The user must have SELECT permissions on the following tables:

  • information_schema.COLUMNS

  • sys.dm_exec_connections

  • sys.tables

  • sys.schemas

  • sys.dm_db_partition_stats

In addition, the user must also have SELECT permissions on any databases, schemas, or tables to be scanned for sensitive data.

MySQL

MySQL configuration
crawler:
  cfg:
    database:
      mysql:
        enabled: true
        elements:
          - name: "<YOUR MYSQL INSTANCE NAME>"
            # mysql://[soveren_read_only_user[:password]@][netloc][:port][/dbname]
            # If /dbname is specified then only this database will be scanned by the sensor
            connectionString: "<YOUR MYSQL INSTANCE CONNECTION STRING>"
            # Default database name to use if not specified in the connection string
            # If this value is empty, the dbname from the connection string will be used
            defaultDBName: ""

The soveren_read_only_user must have SELECT permissions on any databases and tables to be scanned for sensitive data, as well as on some system tables.

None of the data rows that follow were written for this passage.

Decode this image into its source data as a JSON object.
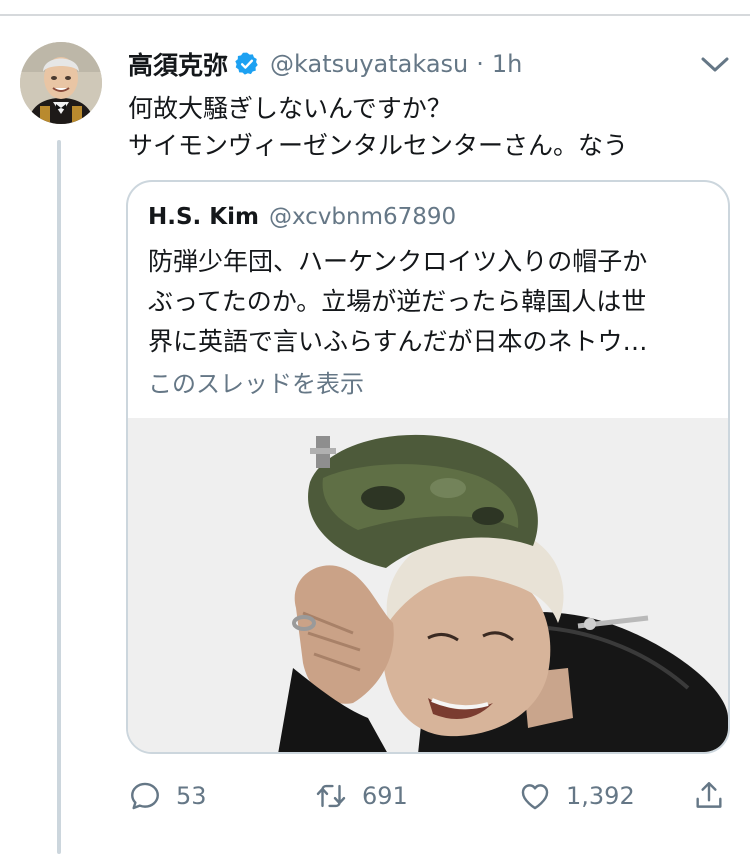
{
  "tweet": {
    "display_name": "高須克弥",
    "handle": "@katsuyatakasu",
    "separator": "·",
    "timestamp": "1h",
    "text_lines": [
      "何故大騒ぎしないんですか？",
      "サイモンヴィーゼンタルセンターさん。なう"
    ],
    "verified": true
  },
  "quoted_tweet": {
    "display_name": "H.S. Kim",
    "handle": "@xcvbnm67890",
    "text_lines": [
      "防弾少年団、ハーケンクロイツ入りの帽子か",
      "ぶってたのか。立場が逆だったら韓国人は世",
      "界に英語で言いふらすんだが日本のネトウ…"
    ],
    "show_thread_label": "このスレッドを表示"
  },
  "actions": {
    "reply_count": "53",
    "retweet_count": "691",
    "like_count": "1,392"
  },
  "colors": {
    "accent": "#1da1f2",
    "secondary_text": "#657786",
    "border": "#ccd6dd"
  },
  "icons": [
    "verified-badge-icon",
    "chevron-down-icon",
    "reply-icon",
    "retweet-icon",
    "like-icon",
    "share-icon"
  ]
}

This is how you should configure permissions for the soveren_read_only_user
CREATE ROLE `soveren_read_only_role`;
CREATE USER `soveren_read_only_user`@`%`;

SET DEFAULT ROLE `soveren_read_only_role` TO `soveren_read_only_user`@`%`;

GRANT USAGE ON *.* TO `soveren_read_only_role`@`%`;

-- For all databases that you want to monitor:
GRANT SELECT ON `DB_TO_MONITOR`.* TO `soveren_read_only_role`@`%`;

-- If you plan to use the Access Control feature:
-- (optional, the scanning will still work)
GRANT SELECT ON `mysql`.`db` TO `soveren_read_only_role`@`%`;
GRANT SELECT ON `mysql`.`role_edges` TO `soveren_read_only_role`@`%`;
GRANT SELECT ON `mysql`.`tables_priv` TO `soveren_read_only_role`@`%`;
GRANT SELECT ON `mysql`.`user` TO `soveren_read_only_role`@`%`;

NoSQL databases

To enable database scanning, you must provide the sensor with the instance name and the connection string containing necessary access credentials.

Currently we support MongoDB.

MongoDB

MongoDB configuration
crawler:
  cfg:
    nosqldatabase:
      mongodb:
        enabled: true
        elements:
          - name: "<YOUR MONGODB INSTANCE NAME>"
            # mongodb://[user[:password]@][netloc][:port][/dbname]
            # If /dbname is specified then only this database will be scanned by the sensor
            connectionString: "<YOUR MONGODB INSTANCE CONNECTION STRING>"

The user must have the following permissions:

  • getCmdLineOpts — globally;

  • listCollections — on databases to be scanned for sensitive data;

  • find, collStats — on databases and collections to be scanned for sensitive data.